Dive Brief:
- General Mills said net sales fell 5.2% to $3.79 billion in its third quarter, missing Wall Street's forecast of $3.82 billion, according to Reuters.
- Estimated net income attributable to the cereal, soup and yogurt maker was $357.8 million, or 61 cents per share in the quarter. It was $361.7 million, or 59 cents per share, in the same quarter a year ago. Excluding one-time items, the company earned 72 cents per share, beating the average analyst expectation by a cent.
- General Mills said third-quarter net sales for its North America Retail segment totaled $2.5 billion, down 7% from the prior year. The drop was led by double-digit declines in the U.S. Meals & Baking division — including Pillsbury, Old El Paso and Annie's brands —and its U.S. Yogurt operating unit. Organic net sales declined 8%.
Dive Insight:
General Mills, the maker of Chex, Nature Valley bars and Wheaties, has struggled along with other food giants as consumers shift toward products perceived as healthier and fresher and away from packaged products like cereal. The change has hit General Mills' bottom line hard: The most recent quarter was the company's seventh straight decline in sales, according to Reuters.
For the company, the biggest impact has been in yogurt — about 13% of its sales — where Chobani overtook the company's Yoplait, the segment's long-established leader, to become the U.S.'s largest brand in the segment last year. General Mills needs the segment to be fixed to help reverse the drop in sales. Last year, it committed to overhauling 60% of the business to better align with consumer trends by adding new Greek varieties, flavors and organic options. But after posting a double-digit drop in the latest quarter, those initiatives are either still in their infancy, or the changes so far have not resonated with consumers. It could take several quarters before those efforts have a meaningful impact sales.
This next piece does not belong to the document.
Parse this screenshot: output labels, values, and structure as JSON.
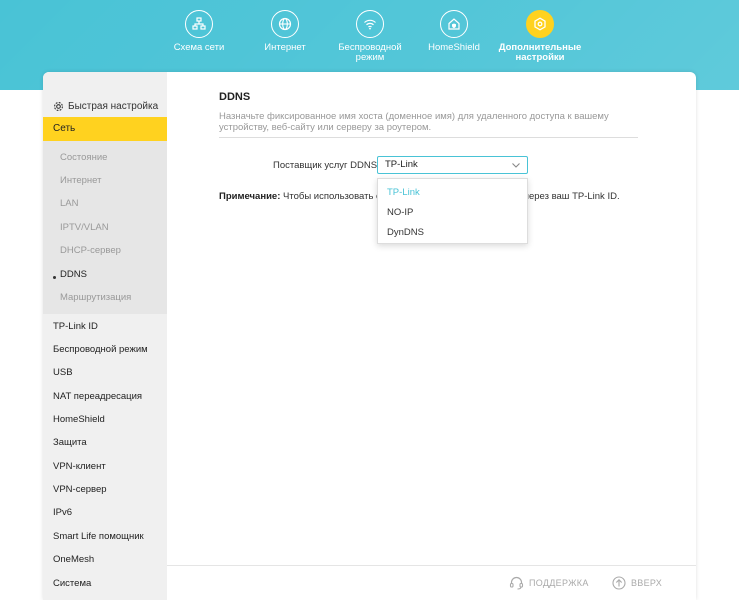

In order to remain competitive, the 151-year old Minnesota company has rapidly expanded into new growth areas popular with consumers, including the acquisition of organic foods maker Annie's in 2014. It's also invested in probiotic-startup Farmhouse Culture; Rhythm Superfoods, known for its kale, beet and broccoli chips, and D’s Naturals, a maker of low sugar plant-based No Cow protein bars and low-sugar, protein-infused nut butters.
General Mills should continue investing in alternative products craved by the consumer, but it can't lose sight of the fact that its current roster of products are the key to its future, at least in the near term. For the food manufacturer to win back customers it should keep overhauling its roster of products — working to show the public that even though it's a $35 billion business it can also be healthy and compete with the trendy startups.